DOS INDÍCIOS DE IRREGULARIDADES

A abertura da investigação amplia a pressão sobre a gestão municipal e reforça a gravidade das suspeitas envolvendo a intervenção, anunciada pela administração como solução histórica para os alagamentos da Praia do Morro, mas que continua sendo alvo de críticas de moradores, comerciantes e especialistas.

A denúncia apresentada por Anderson Arpini aponta possíveis falhas técnicas, suspeitas de desperdício de recursos públicos, ligações clandestinas de esgoto na rede pluvial, possível direcionamento irregular da drenagem para área de manguezal e indícios de inconsistências na execução dos contratos relacionados à obra.

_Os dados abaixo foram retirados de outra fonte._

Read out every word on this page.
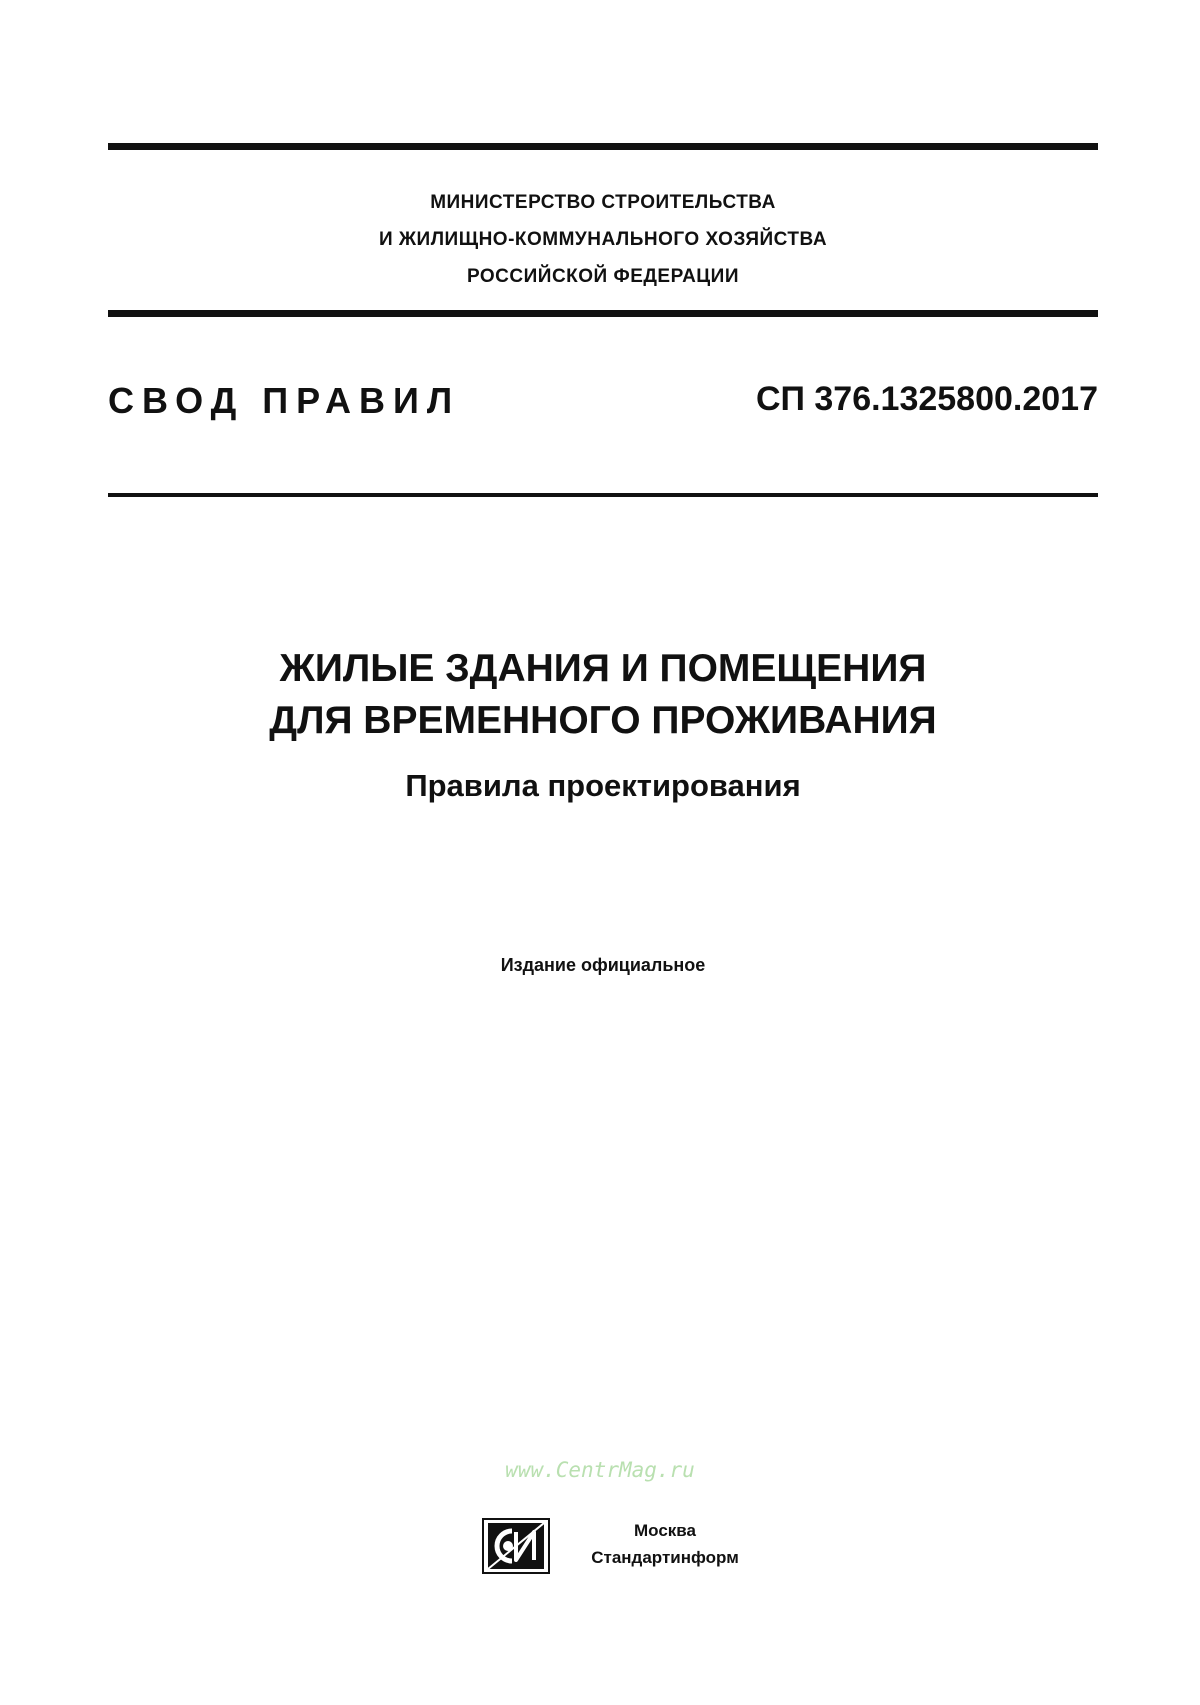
МИНИСТЕРСТВО СТРОИТЕЛЬСТВА
И ЖИЛИЩНО-КОММУНАЛЬНОГО ХОЗЯЙСТВА
РОССИЙСКОЙ ФЕДЕРАЦИИ
СВОД ПРАВИЛ	СП 376.1325800.2017
ЖИЛЫЕ ЗДАНИЯ И ПОМЕЩЕНИЯ
ДЛЯ ВРЕМЕННОГО ПРОЖИВАНИЯ
Правила проектирования
Издание официальное
www.CentrMag.ru
Москва
Стандартинформ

“Nós, cidadãos, não podemos permanecer em silêncio diante de tantos absurdos praticados pela administração pública. Eu, particularmente, vou encaminhar todas as apurações e suspeitas ao Ministério Público e à Polícia Federal, caso haja recursos federais empregados, para que investiguem e impeçam o poder público de desperdiçar o dinheiro da nossa cidade”, afirmou Arpini.

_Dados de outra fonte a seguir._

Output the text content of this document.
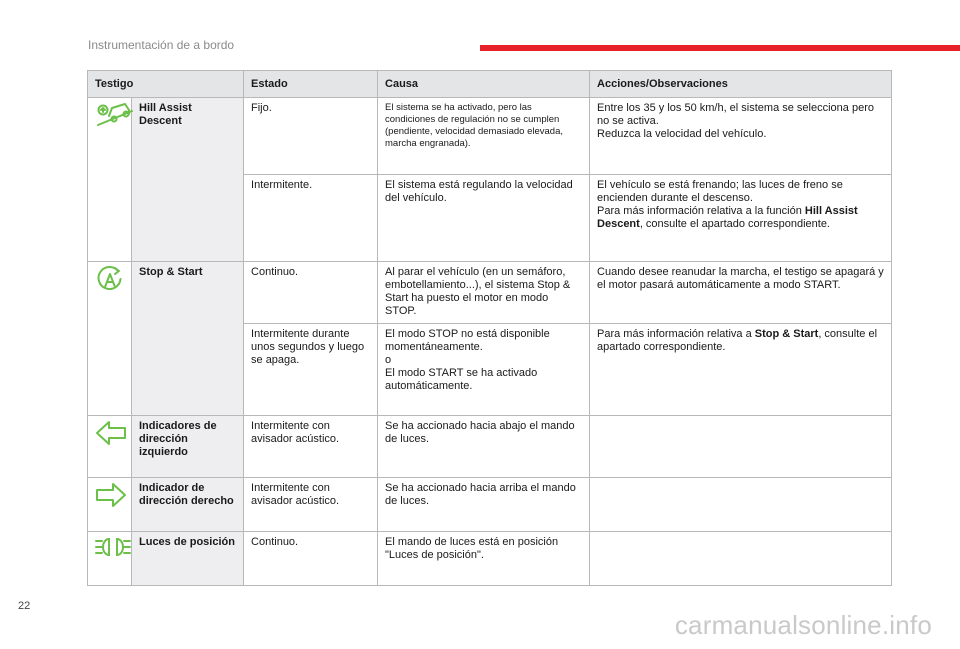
Instrumentación de a bordo
Testigo		Estado	Causa	Acciones/Observaciones

	Hill Assist Descent	Fijo.	El sistema se ha activado, pero las condiciones de regulación no se cumplen (pendiente, velocidad demasiado elevada, marcha engranada).	Entre los 35 y los 50 km/h, el sistema se selecciona pero no se activa.
Reduzca la velocidad del vehículo.
		Intermitente.	El sistema está regulando la velocidad del vehículo.	El vehículo se está frenando; las luces de freno se encienden durante el descenso.
Para más información relativa a la función Hill Assist Descent, consulte el apartado correspondiente.

	Stop & Start	Continuo.	Al parar el vehículo (en un semáforo, embotellamiento...), el sistema Stop & Start ha puesto el motor en modo STOP.	Cuando desee reanudar la marcha, el testigo se apagará y el motor pasará automáticamente a modo START.
		Intermitente durante unos segundos y luego se apaga.	El modo STOP no está disponible momentáneamente.
o
El modo START se ha activado automáticamente.	Para más información relativa a Stop & Start, consulte el apartado correspondiente.

	Indicadores de dirección izquierdo	Intermitente con avisador acústico.	Se ha accionado hacia abajo el mando de luces.	

	Indicador de dirección derecho	Intermitente con avisador acústico.	Se ha accionado hacia arriba el mando de luces.	

	Luces de posición	Continuo.	El mando de luces está en posición "Luces de posición".	
22
carmanualsonline.info
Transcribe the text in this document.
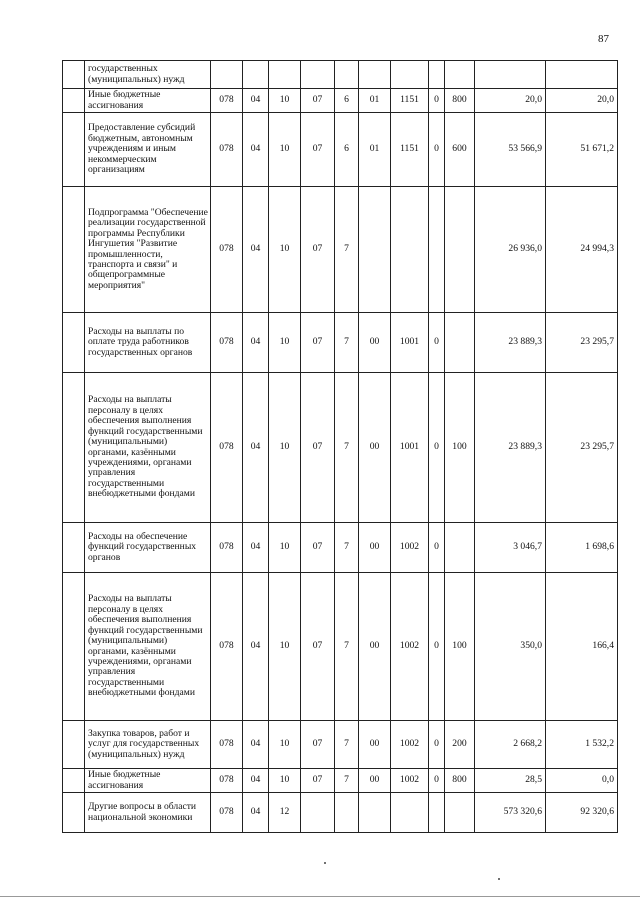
87
	государственных (муниципальных) нужд											
	Иные бюджетные ассигнования	078	04	10	07	6	01	1151	0	800	20,0	20,0
	Предоставление субсидий бюджетным, автономным учреждениям и иным некоммерческим организациям	078	04	10	07	6	01	1151	0	600	53 566,9	51 671,2
	Подпрограмма "Обеспечение реализации государственной программы Республики Ингушетия "Развитие промышленности, транспорта и связи" и общепрограммные мероприятия"	078	04	10	07	7					26 936,0	24 994,3
	Расходы на выплаты по оплате труда работников государственных органов	078	04	10	07	7	00	1001	0		23 889,3	23 295,7
	Расходы на выплаты персоналу в целях обеспечения выполнения функций государственными (муниципальными) органами, казёнными учреждениями, органами управления государственными внебюджетными фондами	078	04	10	07	7	00	1001	0	100	23 889,3	23 295,7
	Расходы на обеспечение функций государственных органов	078	04	10	07	7	00	1002	0		3 046,7	1 698,6
	Расходы на выплаты персоналу в целях обеспечения выполнения функций государственными (муниципальными) органами, казёнными учреждениями, органами управления государственными внебюджетными фондами	078	04	10	07	7	00	1002	0	100	350,0	166,4
	Закупка товаров, работ и услуг для государственных (муниципальных) нужд	078	04	10	07	7	00	1002	0	200	2 668,2	1 532,2
	Иные бюджетные ассигнования	078	04	10	07	7	00	1002	0	800	28,5	0,0
	Другие вопросы в области национальной экономики	078	04	12							573 320,6	92 320,6
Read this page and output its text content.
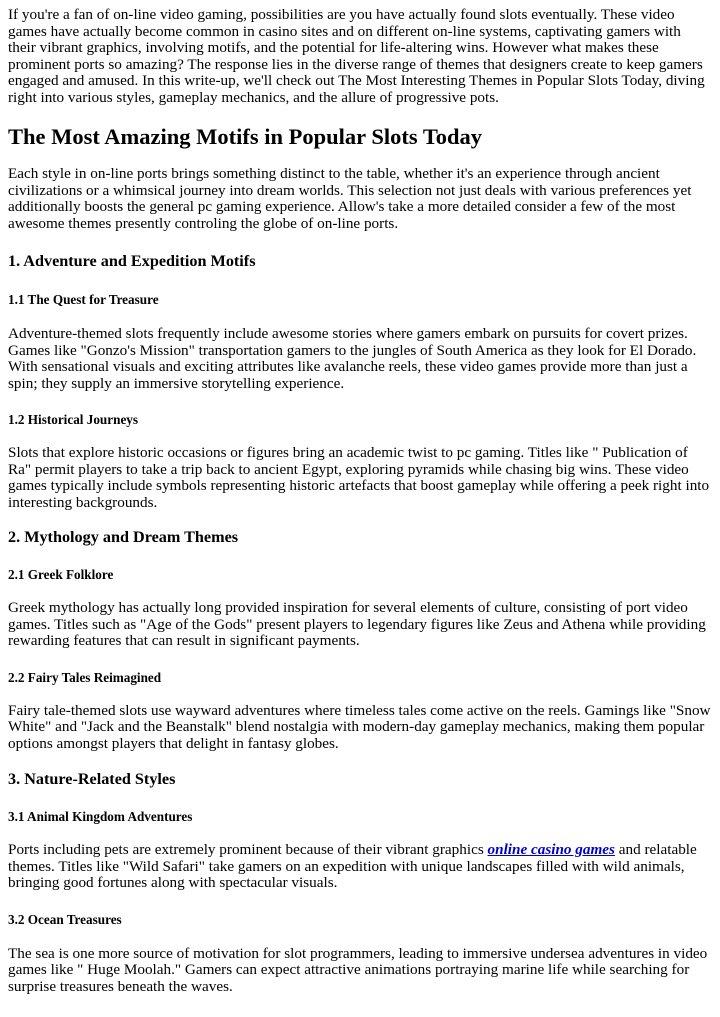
If you're a fan of on-line video gaming, possibilities are you have actually found slots eventually. These video games have actually become common in casino sites and on different on-line systems, captivating gamers with their vibrant graphics, involving motifs, and the potential for life-altering wins. However what makes these prominent ports so amazing? The response lies in the diverse range of themes that designers create to keep gamers engaged and amused. In this write-up, we'll check out The Most Interesting Themes in Popular Slots Today, diving right into various styles, gameplay mechanics, and the allure of progressive pots.

The Most Amazing Motifs in Popular Slots Today

Each style in on-line ports brings something distinct to the table, whether it's an experience through ancient civilizations or a whimsical journey into dream worlds. This selection not just deals with various preferences yet additionally boosts the general pc gaming experience. Allow's take a more detailed consider a few of the most awesome themes presently controling the globe of on-line ports.

1. Adventure and Expedition Motifs
1.1 The Quest for Treasure

Adventure-themed slots frequently include awesome stories where gamers embark on pursuits for covert prizes. Games like "Gonzo's Mission" transportation gamers to the jungles of South America as they look for El Dorado. With sensational visuals and exciting attributes like avalanche reels, these video games provide more than just a spin; they supply an immersive storytelling experience.

1.2 Historical Journeys

Slots that explore historic occasions or figures bring an academic twist to pc gaming. Titles like " Publication of Ra" permit players to take a trip back to ancient Egypt, exploring pyramids while chasing big wins. These video games typically include symbols representing historic artefacts that boost gameplay while offering a peek right into interesting backgrounds.

2. Mythology and Dream Themes
2.1 Greek Folklore

Greek mythology has actually long provided inspiration for several elements of culture, consisting of port video games. Titles such as "Age of the Gods" present players to legendary figures like Zeus and Athena while providing rewarding features that can result in significant payments.

2.2 Fairy Tales Reimagined

Fairy tale-themed slots use wayward adventures where timeless tales come active on the reels. Gamings like "Snow White" and "Jack and the Beanstalk" blend nostalgia with modern-day gameplay mechanics, making them popular options amongst players that delight in fantasy globes.

3. Nature-Related Styles
3.1 Animal Kingdom Adventures

Ports including pets are extremely prominent because of their vibrant graphics online casino games and relatable themes. Titles like "Wild Safari" take gamers on an expedition with unique landscapes filled with wild animals, bringing good fortunes along with spectacular visuals.

3.2 Ocean Treasures

The sea is one more source of motivation for slot programmers, leading to immersive undersea adventures in video games like " Huge Moolah." Gamers can expect attractive animations portraying marine life while searching for surprise treasures beneath the waves.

Entre os pontos considerados mais graves está a suspeita de que a intervenção não tenha aumentado efetivamente a capacidade de vazão da drenagem, apesar dos altos investimentos públicos empregados no projeto. O documento também levanta questionamentos sobre possível substituição de estruturas por outras de dimensão semelhante, o que poderia indicar ausência de ganho estrutural significativo.

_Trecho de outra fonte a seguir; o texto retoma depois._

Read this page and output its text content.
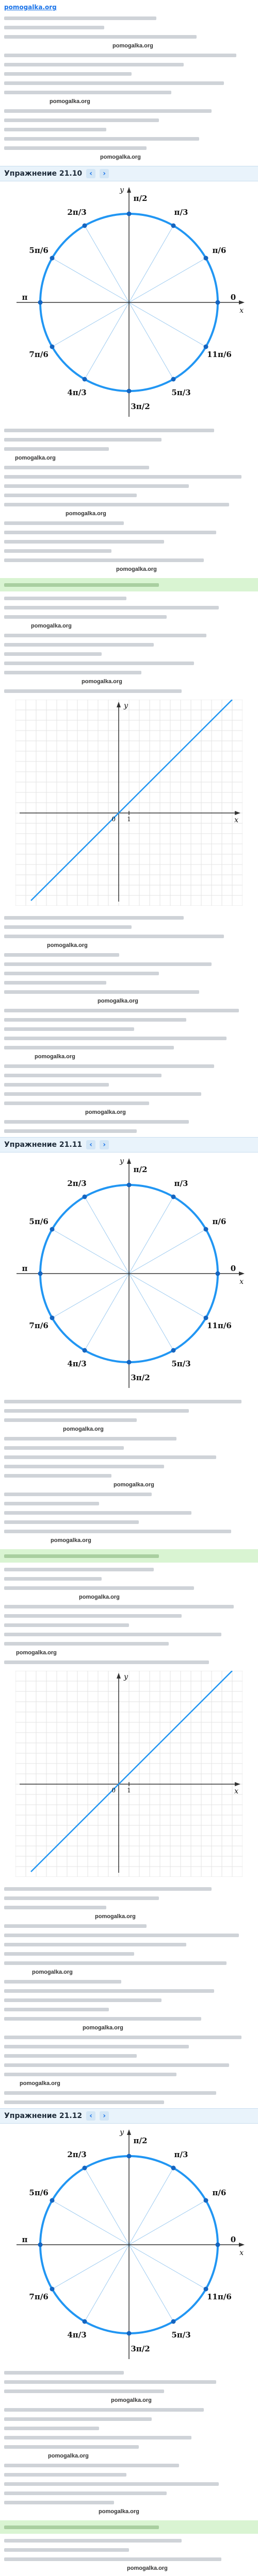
pomogalka.org
pomogalka.org
pomogalka.org
pomogalka.org
Упражнение 21.10
‹
›
0
π/6
π/3
π/2
2π/3
5π/6
π
7π/6
4π/3
3π/2
5π/3
11π/6
x
y
pomogalka.org
pomogalka.org
pomogalka.org
pomogalka.org
pomogalka.org
x
y
0 1
pomogalka.org
pomogalka.org
pomogalka.org
pomogalka.org
Упражнение 21.11
‹
›
0
π/6
π/3
π/2
2π/3
5π/6
π
7π/6
4π/3
3π/2
5π/3
11π/6
x
y
pomogalka.org
pomogalka.org
pomogalka.org
pomogalka.org
pomogalka.org
x
y
0 1
pomogalka.org
pomogalka.org
pomogalka.org
pomogalka.org
Упражнение 21.12
‹
›
0
π/6
π/3
π/2
2π/3
5π/6
π
7π/6
4π/3
3π/2
5π/3
11π/6
x
y
pomogalka.org
pomogalka.org
pomogalka.org
pomogalka.org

Outro ponto que deverá ser analisado pelo Ministério Público envolve denúncias de possível enterramento de materiais adquiridos para a obra, como tubos e conexões que supostamente não teriam sido utilizados na execução do sistema. Caso confirmadas, as acusações podem configurar dano ao erário e eventual fraude contratual.

A investigação também deverá apurar possíveis impactos ambientais na região da Praia da Cerca, onde há relatos de despejo de águas potencialmente contaminadas em área de manguezal, ecossistema protegido pela legislação ambiental brasileira.

O fato de o novo procedimento ter sido anexado a uma investigação já existente demonstra que o Ministério Público identificou conexão entre as denúncias apresentadas e os fatos anteriormente relatados pelo ex-deputado Carlos Von, autor da primeira denúncia envolvendo possíveis irregularidades relacionadas à macrodrenagem.

A medida poderá acelerar a coleta de provas, perícias técnicas e análise documental dos contratos firmados pela administração municipal.

Nos bastidores políticos, a investigação já começa a gerar forte repercussão, principalmente pelo impacto financeiro e ambiental potencial da obra. A macrodrenagem da Praia do Morro foi uma das intervenções mais divulgadas pela administração municipal nos últimos anos e passou a simbolizar uma promessa de modernização urbana e combate aos alagamentos.

Agora, a expectativa gira em torno das diligências técnicas, ambientais e financeiras que poderão ser realizadas pela Promotoria de Justiça de Guarapari para esclarecer se houve falhas de execução, irregularidades contratuais ou eventuais responsabilidades administrativas, civis e criminais.